5 August 2002 | 12:00 am | Dave Cable
Originally Appeared In

Turn The Tables.

Sharif plays the DMC Championships this Thursday at the Family and the Groove Lounge on Saturdays at Fridays.


Sharif Galal has been at the helm of Triple J’s groundbreaking dance show, The Groove Train, for nearly eight years now, and in that time has helped form the musical tastes of a nation. He’s up in Brisbane for a while to lay down some tunes at the Queensland heat of the DMC Championships, as well as playing Saturday nights for a month at the new Groove Lounge, in Fridays nightclub.

“Yeah it’s great being up in Brisbane for a while,” he enthuses. “The weather is fantastic and I’ve been able to catch up with Costa from Three Hours of Power. We’ve been playing each other new music. We both really like good music of all styles, we’re all into good music here at Triple J, it’s just a matter of specialising. You can always spot good music, regardless of which genre it’s in.”

Have you found that Triple J has helped open up your DJing horizons?

“Of course,” he says. “It’s exposed me to a huge audience that wouldn’t have known my name otherwise, and to have a national audience is great.
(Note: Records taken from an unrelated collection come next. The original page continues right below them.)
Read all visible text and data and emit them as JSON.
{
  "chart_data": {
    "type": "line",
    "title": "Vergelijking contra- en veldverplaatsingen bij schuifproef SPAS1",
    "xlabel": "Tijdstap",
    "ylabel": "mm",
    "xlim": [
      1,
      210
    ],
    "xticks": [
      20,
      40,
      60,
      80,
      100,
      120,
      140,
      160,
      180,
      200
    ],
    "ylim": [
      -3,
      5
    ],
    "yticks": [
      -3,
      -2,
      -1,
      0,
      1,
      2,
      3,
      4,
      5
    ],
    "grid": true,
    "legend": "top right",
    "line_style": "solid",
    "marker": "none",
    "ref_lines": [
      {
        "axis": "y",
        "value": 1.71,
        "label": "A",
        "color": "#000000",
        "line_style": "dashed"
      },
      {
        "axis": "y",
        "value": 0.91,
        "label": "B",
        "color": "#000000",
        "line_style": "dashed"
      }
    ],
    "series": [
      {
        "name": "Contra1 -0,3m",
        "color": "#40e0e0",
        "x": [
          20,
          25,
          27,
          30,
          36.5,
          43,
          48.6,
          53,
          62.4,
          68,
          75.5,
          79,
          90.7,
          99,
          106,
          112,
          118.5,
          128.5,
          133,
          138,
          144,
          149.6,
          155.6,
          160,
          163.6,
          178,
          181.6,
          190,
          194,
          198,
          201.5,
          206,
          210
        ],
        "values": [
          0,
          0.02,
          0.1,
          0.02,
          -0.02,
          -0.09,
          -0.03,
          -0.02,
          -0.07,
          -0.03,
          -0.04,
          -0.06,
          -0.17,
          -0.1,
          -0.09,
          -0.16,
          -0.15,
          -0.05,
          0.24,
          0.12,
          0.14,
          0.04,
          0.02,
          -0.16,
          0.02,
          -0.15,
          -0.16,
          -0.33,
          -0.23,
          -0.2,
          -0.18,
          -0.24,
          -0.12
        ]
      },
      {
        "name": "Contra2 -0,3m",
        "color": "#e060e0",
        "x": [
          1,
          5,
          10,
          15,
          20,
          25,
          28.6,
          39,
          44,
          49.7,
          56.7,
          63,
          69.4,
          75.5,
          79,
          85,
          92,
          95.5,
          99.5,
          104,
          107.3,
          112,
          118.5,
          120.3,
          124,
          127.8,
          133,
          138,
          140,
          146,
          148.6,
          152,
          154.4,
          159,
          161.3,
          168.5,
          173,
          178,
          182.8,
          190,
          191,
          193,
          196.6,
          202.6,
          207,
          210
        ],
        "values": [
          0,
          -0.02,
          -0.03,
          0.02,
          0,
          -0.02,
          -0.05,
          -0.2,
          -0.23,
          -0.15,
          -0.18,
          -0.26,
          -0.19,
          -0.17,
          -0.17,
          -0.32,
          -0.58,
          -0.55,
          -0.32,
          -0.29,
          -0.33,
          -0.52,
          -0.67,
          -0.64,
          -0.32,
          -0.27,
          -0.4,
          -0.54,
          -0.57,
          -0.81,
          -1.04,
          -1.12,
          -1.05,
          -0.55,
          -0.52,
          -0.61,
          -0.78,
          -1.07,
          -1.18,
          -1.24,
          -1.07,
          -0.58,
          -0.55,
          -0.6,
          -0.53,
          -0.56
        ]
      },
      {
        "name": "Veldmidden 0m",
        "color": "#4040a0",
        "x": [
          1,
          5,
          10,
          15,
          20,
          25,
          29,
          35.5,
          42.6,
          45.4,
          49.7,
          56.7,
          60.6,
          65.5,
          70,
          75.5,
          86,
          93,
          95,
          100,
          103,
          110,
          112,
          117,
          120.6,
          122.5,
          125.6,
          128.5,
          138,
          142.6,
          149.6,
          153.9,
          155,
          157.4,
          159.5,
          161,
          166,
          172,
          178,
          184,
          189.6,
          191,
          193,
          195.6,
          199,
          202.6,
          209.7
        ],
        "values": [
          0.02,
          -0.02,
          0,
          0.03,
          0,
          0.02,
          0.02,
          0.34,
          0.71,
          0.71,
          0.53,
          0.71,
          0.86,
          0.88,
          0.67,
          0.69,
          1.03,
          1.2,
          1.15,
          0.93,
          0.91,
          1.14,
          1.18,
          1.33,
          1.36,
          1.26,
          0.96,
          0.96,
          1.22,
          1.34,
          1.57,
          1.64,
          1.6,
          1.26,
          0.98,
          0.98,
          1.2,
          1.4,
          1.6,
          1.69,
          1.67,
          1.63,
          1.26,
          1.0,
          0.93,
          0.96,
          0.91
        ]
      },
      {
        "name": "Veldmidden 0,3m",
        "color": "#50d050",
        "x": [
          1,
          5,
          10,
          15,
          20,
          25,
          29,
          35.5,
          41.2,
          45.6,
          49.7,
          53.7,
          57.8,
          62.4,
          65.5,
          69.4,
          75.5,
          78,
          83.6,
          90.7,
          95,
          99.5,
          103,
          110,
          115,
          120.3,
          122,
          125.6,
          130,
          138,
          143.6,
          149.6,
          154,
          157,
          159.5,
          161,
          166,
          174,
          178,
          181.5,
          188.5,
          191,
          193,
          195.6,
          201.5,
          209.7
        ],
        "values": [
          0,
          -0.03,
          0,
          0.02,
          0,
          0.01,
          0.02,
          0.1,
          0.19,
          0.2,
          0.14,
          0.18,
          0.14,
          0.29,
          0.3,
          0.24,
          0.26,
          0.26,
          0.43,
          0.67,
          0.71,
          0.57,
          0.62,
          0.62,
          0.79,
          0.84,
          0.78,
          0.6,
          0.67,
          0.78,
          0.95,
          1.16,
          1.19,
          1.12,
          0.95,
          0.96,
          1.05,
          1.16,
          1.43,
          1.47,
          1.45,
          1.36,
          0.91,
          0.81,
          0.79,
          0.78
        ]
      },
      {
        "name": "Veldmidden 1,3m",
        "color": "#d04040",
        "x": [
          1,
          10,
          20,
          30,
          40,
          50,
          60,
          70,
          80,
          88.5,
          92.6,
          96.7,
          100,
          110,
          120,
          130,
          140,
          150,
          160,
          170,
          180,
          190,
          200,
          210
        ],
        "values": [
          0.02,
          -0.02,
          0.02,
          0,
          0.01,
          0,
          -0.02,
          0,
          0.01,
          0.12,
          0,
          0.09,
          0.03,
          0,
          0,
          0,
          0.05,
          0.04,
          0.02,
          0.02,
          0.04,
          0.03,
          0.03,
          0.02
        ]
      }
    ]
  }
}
I started DJing 17 years ago, back before acid house in 1985. I’ve been doing radio since I was 14 and my first professional radio gig at Radio Cairo in Egypt was when I was 17. Then I went to Triple R in Melbourne, which is a bit like Triple Z up here in Brisbane, and then to SBS to set up SBI, which is another community station in Sydney. Then after that Triple J hired me, which was great. And they seem to be happy still. I’ve been DJing for longer than I can remember now.”

How would you describe your sound?

“You just look for good music,” says Sharif. “Someone who comes up with a new sound that’s really cool, you don’t not play that track because it doesn’t fit. You’ve got to find a way to work it in so it’s not a problem. As long as it moves you in a particular way, it could be haunting, it could be eerie, it just has to trigger a response. You need music that will stand out.”